Rasumovsky thought investors were getting a raw deal and toyed with talking to compliance. But he bit his tongue. What, after all, did he know about mortgages? And it was his job to protect the bank’s balance sheet ““ not investors.

Gekko’s come-uppance

Then in August, the investors suddenly disappeared. Gekko was fired and the bank’s finance department called Rasumovsky. Could he find a market price for Gekko’s unsold CDO inventory? He dusted off his model and got to work. Things were easier now, as since early this year there existed a traded index ““ the ABX ““ which could be used to calibrate the pricing model.
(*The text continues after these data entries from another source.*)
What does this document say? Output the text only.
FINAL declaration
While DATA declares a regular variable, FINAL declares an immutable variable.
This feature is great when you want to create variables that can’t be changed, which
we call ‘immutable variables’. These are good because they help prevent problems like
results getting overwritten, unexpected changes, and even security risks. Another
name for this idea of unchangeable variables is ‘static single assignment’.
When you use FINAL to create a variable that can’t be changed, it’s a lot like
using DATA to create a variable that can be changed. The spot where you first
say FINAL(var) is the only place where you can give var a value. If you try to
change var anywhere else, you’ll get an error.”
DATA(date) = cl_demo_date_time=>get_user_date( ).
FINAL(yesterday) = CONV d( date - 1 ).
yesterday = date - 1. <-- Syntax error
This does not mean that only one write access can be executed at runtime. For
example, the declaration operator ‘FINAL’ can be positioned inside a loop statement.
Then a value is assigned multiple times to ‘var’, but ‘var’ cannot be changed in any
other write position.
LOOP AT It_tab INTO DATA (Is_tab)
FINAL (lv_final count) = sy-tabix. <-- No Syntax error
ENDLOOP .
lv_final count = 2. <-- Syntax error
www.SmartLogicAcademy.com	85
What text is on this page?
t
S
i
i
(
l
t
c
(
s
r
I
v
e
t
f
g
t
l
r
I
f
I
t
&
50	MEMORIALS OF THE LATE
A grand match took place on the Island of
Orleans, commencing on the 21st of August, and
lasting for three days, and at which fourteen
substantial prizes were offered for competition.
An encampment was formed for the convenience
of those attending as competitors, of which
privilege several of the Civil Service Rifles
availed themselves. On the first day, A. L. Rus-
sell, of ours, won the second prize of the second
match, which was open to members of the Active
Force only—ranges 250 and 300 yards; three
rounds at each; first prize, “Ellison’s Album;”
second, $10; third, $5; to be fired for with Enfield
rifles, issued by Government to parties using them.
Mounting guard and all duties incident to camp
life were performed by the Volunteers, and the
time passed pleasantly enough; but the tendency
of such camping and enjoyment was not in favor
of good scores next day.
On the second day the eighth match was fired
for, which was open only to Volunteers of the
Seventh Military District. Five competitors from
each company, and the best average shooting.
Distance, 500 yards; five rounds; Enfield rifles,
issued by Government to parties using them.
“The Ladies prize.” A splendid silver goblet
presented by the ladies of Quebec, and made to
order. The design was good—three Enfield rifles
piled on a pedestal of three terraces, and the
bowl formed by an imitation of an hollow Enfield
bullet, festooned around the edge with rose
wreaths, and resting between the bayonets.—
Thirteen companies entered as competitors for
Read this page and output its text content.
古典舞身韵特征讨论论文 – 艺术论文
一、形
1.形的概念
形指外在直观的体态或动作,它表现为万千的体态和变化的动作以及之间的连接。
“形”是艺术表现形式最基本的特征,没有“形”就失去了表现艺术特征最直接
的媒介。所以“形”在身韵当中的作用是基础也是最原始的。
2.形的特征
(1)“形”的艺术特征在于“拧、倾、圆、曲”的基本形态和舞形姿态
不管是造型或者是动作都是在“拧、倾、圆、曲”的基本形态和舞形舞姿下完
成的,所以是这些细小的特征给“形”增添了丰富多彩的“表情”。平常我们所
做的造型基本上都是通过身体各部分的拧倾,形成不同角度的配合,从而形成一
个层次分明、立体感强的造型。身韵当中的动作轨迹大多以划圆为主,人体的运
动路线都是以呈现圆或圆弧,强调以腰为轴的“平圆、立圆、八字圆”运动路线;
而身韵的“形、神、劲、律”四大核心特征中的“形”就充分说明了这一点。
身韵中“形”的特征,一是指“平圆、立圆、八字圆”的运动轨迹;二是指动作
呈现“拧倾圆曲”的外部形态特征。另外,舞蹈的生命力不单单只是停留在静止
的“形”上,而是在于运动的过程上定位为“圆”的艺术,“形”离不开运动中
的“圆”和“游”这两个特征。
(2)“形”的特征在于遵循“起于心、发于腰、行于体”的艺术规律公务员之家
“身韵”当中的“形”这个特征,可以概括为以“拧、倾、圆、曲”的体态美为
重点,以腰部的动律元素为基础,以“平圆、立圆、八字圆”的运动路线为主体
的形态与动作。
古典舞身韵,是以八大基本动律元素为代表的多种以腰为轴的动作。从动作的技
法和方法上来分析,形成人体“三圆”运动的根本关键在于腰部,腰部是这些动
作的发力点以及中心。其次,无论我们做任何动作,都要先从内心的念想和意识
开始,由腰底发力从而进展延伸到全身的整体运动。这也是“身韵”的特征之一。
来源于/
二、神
This index showed that AAA RMBS was trading at 70 cents in the dollar. AA was trading at 40. Rasumovsky fed this information backwards through his model to derive a price for the BB and BBB subprime collateral Gekko had left on the bank’s books. The price consistent with the market information was zero.

Rasumovsky hit the send button. His email winged its way through compliance and the finance department. A week later, the bank reported huge write-downs and its chief executive resigned.

Today, Rasumovsky is busier than ever. He is cleaning up the mess of the credit crunch, applying the sceptical discipline of science to what was previously an enormous confidence trick. Some commentators think the quants were to blame. But the real damage was done by modern-day Gekkos and quant-lite structurers such as Antoine. The banks that listened to their heavy-duty quants early enough are the ones doing well today.